MUNVER: I think the important thing to know is that this tumor we diagnose in about five to seven thousand patients a year in this country. You may think, well, that’s not a lot of patients. However, this type of tumor can arise in any patient who has bladder cancer. The bladder cancer incidence in this country is extremely high. We are talking between seventy thousand and one hundred thousand patients a year. So, anyone with bladder cancer has a small percentage of developing this type of tumor because it’s the same lining and the same type of cell. For patients with bladder cancer, they are all getting surveilled for their upper urinary tract, which means that they are all getting some kind of an imaging study to make sure that tumors don’t arise in the kidney tubes or in the kidney themselves. When a tumor does arise, now not only can we treat it endoscopically, but we can also prevent the recurrence with this mitomycin gel chemotherapeutic agent. You know, for someone like myself, I am a kidney saving surgeon, and what that means is I do a lot of kidney cancer surgery. I perform robotic surgery for partial nephrectomies to cut out tumors that grow on the outside of kidneys to prevent patients from losing their entire kidneys. I also do my best to save patients who have these types of tumors that grow from the inside of their kidneys called urothelial cell carcinoma. As a result, I do a lot of these endoscopic surgeries. Now I have an agent that I can use to prevent the recurrences after I have treated the tumor endoscopically. I am also the chief of living donor kidney surgery at our institution. So, for patients that need kidney transplants, I am the surgeon who takes the kidney out from someone who’s donating to them. I know what it is like for patients to be on dialysis. I know what it is like for patients who have compromised kidney function. As a kidney saving surgeon, this type of treatment really adds to our armamentarium, our supply of different options that we can give our patients.
How long could Ralph have had the cancer and had to develop? Is this a slow growing cancer? Because he had mentioned for years there had been some, you know, urinary tract problems, difficulty urinating, blood in his urine for a long time, but just it never got to that level. Does it really grow that slowly?

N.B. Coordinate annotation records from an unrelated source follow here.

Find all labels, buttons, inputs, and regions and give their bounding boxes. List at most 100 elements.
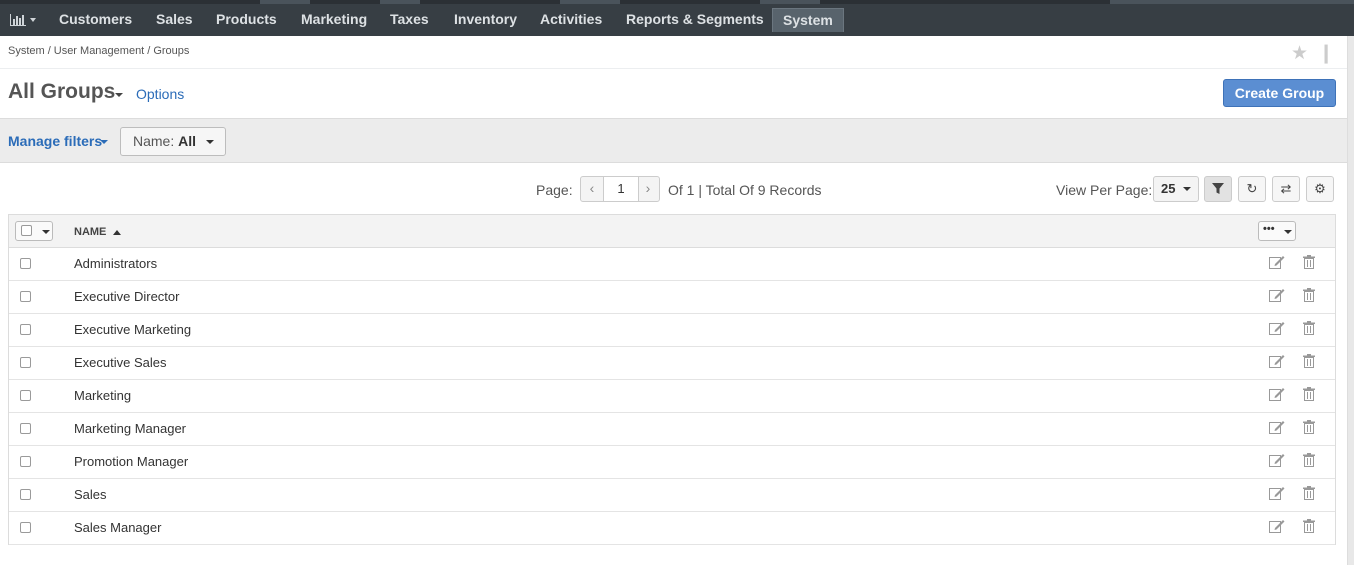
page-header-icons: ★ ❙ (1281, 42, 1334, 65)
edit-icon[interactable] (1269, 354, 1285, 371)
page-title[interactable]: All Groups (8, 80, 115, 104)
nav-marketing[interactable]: Marketing (287, 4, 381, 36)
table-row[interactable]: Sales Manager (9, 512, 1335, 545)
row-checkbox[interactable] (20, 456, 31, 467)
filter-toggle-button[interactable] (1204, 176, 1232, 202)
delete-icon[interactable] (1303, 354, 1315, 371)
nav-products[interactable]: Products (202, 4, 291, 36)
delete-icon[interactable] (1303, 420, 1315, 437)
delete-icon[interactable] (1303, 387, 1315, 404)
edit-icon[interactable] (1269, 519, 1285, 536)
row-checkbox[interactable] (20, 423, 31, 434)
row-checkbox[interactable] (20, 390, 31, 401)
name-filter-value: All (178, 133, 197, 149)
delete-icon[interactable] (1303, 453, 1315, 470)
nav-sales[interactable]: Sales (142, 4, 207, 36)
group-name[interactable]: Executive Marketing (74, 322, 191, 337)
pin-icon[interactable]: ❙ (1318, 42, 1334, 65)
sort-ascending-icon (113, 230, 121, 235)
chevron-down-icon[interactable] (42, 230, 50, 234)
divider (0, 68, 1347, 69)
select-all-checkbox[interactable] (21, 225, 32, 236)
reset-icon: ⇄ (1280, 181, 1292, 196)
group-name[interactable]: Administrators (74, 256, 157, 271)
chevron-right-icon[interactable]: › (637, 177, 659, 201)
delete-icon[interactable] (1303, 321, 1315, 338)
breadcrumb-system[interactable]: System (8, 45, 45, 57)
manage-filters-button[interactable]: Manage filters (8, 133, 102, 149)
edit-icon[interactable] (1269, 255, 1285, 272)
column-header-name[interactable]: NAME (74, 226, 106, 238)
edit-icon[interactable] (1269, 387, 1285, 404)
delete-icon[interactable] (1303, 288, 1315, 305)
pagination-control: ‹ 1 › (580, 176, 660, 202)
group-name[interactable]: Executive Director (74, 289, 179, 304)
per-page-select[interactable]: 25 (1153, 176, 1199, 202)
refresh-icon: ↻ (1246, 181, 1258, 196)
per-page-value: 25 (1161, 181, 1176, 196)
options-link[interactable]: Options (136, 86, 184, 102)
group-name[interactable]: Marketing Manager (74, 421, 186, 436)
edit-icon[interactable] (1269, 288, 1285, 305)
mass-actions-dropdown[interactable]: ••• (1258, 221, 1296, 241)
group-name[interactable]: Marketing (74, 388, 131, 403)
create-group-button[interactable]: Create Group (1223, 79, 1336, 107)
group-name[interactable]: Promotion Manager (74, 454, 188, 469)
gear-icon: ⚙ (1314, 181, 1326, 196)
table-row[interactable]: Administrators (9, 248, 1335, 281)
nav-customers[interactable]: Customers (45, 4, 146, 36)
select-all-dropdown[interactable] (15, 221, 53, 241)
chevron-left-icon[interactable]: ‹ (581, 177, 603, 201)
nav-reports-segments[interactable]: Reports & Segments (612, 4, 778, 36)
table-row[interactable]: Marketing (9, 380, 1335, 413)
table-row[interactable]: Executive Marketing (9, 314, 1335, 347)
scrollbar[interactable] (1347, 36, 1354, 565)
edit-icon[interactable] (1269, 420, 1285, 437)
edit-icon[interactable] (1269, 453, 1285, 470)
nav-inventory[interactable]: Inventory (440, 4, 531, 36)
star-icon[interactable]: ★ (1291, 42, 1308, 65)
records-total: Of 1 | Total Of 9 Records (668, 182, 822, 198)
table-row[interactable]: Sales (9, 479, 1335, 512)
chevron-down-icon (206, 140, 214, 144)
edit-icon[interactable] (1269, 321, 1285, 338)
table-row[interactable]: Marketing Manager (9, 413, 1335, 446)
chevron-down-icon (1284, 230, 1292, 234)
nav-system[interactable]: System (772, 8, 844, 32)
row-checkbox[interactable] (20, 291, 31, 302)
table-row[interactable]: Executive Director (9, 281, 1335, 314)
chevron-down-icon[interactable] (115, 93, 123, 97)
chevron-down-icon[interactable] (100, 140, 108, 144)
group-name[interactable]: Executive Sales (74, 355, 167, 370)
nav-taxes[interactable]: Taxes (376, 4, 443, 36)
chart-icon (10, 14, 26, 26)
row-checkbox[interactable] (20, 324, 31, 335)
table-header: NAME ••• (9, 215, 1335, 248)
chevron-down-icon (1183, 187, 1191, 191)
delete-icon[interactable] (1303, 255, 1315, 272)
refresh-button[interactable]: ↻ (1238, 176, 1266, 202)
dashboard-menu[interactable] (0, 4, 44, 36)
edit-icon[interactable] (1269, 486, 1285, 503)
name-filter-label: Name: (133, 133, 175, 149)
breadcrumb-separator: / (47, 45, 51, 57)
row-checkbox[interactable] (20, 489, 31, 500)
row-checkbox[interactable] (20, 357, 31, 368)
reset-button[interactable]: ⇄ (1272, 176, 1300, 202)
chevron-down-icon (30, 18, 36, 22)
breadcrumb-groups: Groups (153, 45, 190, 57)
page-number-input[interactable]: 1 (603, 176, 639, 202)
delete-icon[interactable] (1303, 486, 1315, 503)
breadcrumb-user-management[interactable]: User Management (54, 45, 145, 57)
grid-settings-button[interactable]: ⚙ (1306, 176, 1334, 202)
table-row[interactable]: Executive Sales (9, 347, 1335, 380)
breadcrumb-separator: / (147, 45, 151, 57)
delete-icon[interactable] (1303, 519, 1315, 536)
table-row[interactable]: Promotion Manager (9, 446, 1335, 479)
row-checkbox[interactable] (20, 258, 31, 269)
name-filter-button[interactable]: Name: All (120, 127, 226, 156)
nav-activities[interactable]: Activities (526, 4, 616, 36)
group-name[interactable]: Sales Manager (74, 520, 161, 535)
group-name[interactable]: Sales (74, 487, 107, 502)
row-checkbox[interactable] (20, 522, 31, 533)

MUNVER: Absolutely. These tumors do grow slowly initially, but they can metastasize at any point. So, when we treat these types of tumors, whether they are in the kidney or in the bladder, after we treat them and remove them, we will do a surveillance look inside the bladder or inside the kidney at three months after that initial treatment. Why three months, because they don’t grow that quickly. If we were to have had a look in Ralph’s kidney at a month or two months, we may not see anything unusual. So, we wait three months. If a patient is clear of tumor recurrence, we will check in another three months after that. We will continue to do three months surveillance examinations inside the patient’s kidney over the course of that first year. If they are clear at a year, we can consider extending that interval to six months in the second year, and then annually after two years.
Interview conducted by Ivanhoe Broadcast News in December 2018.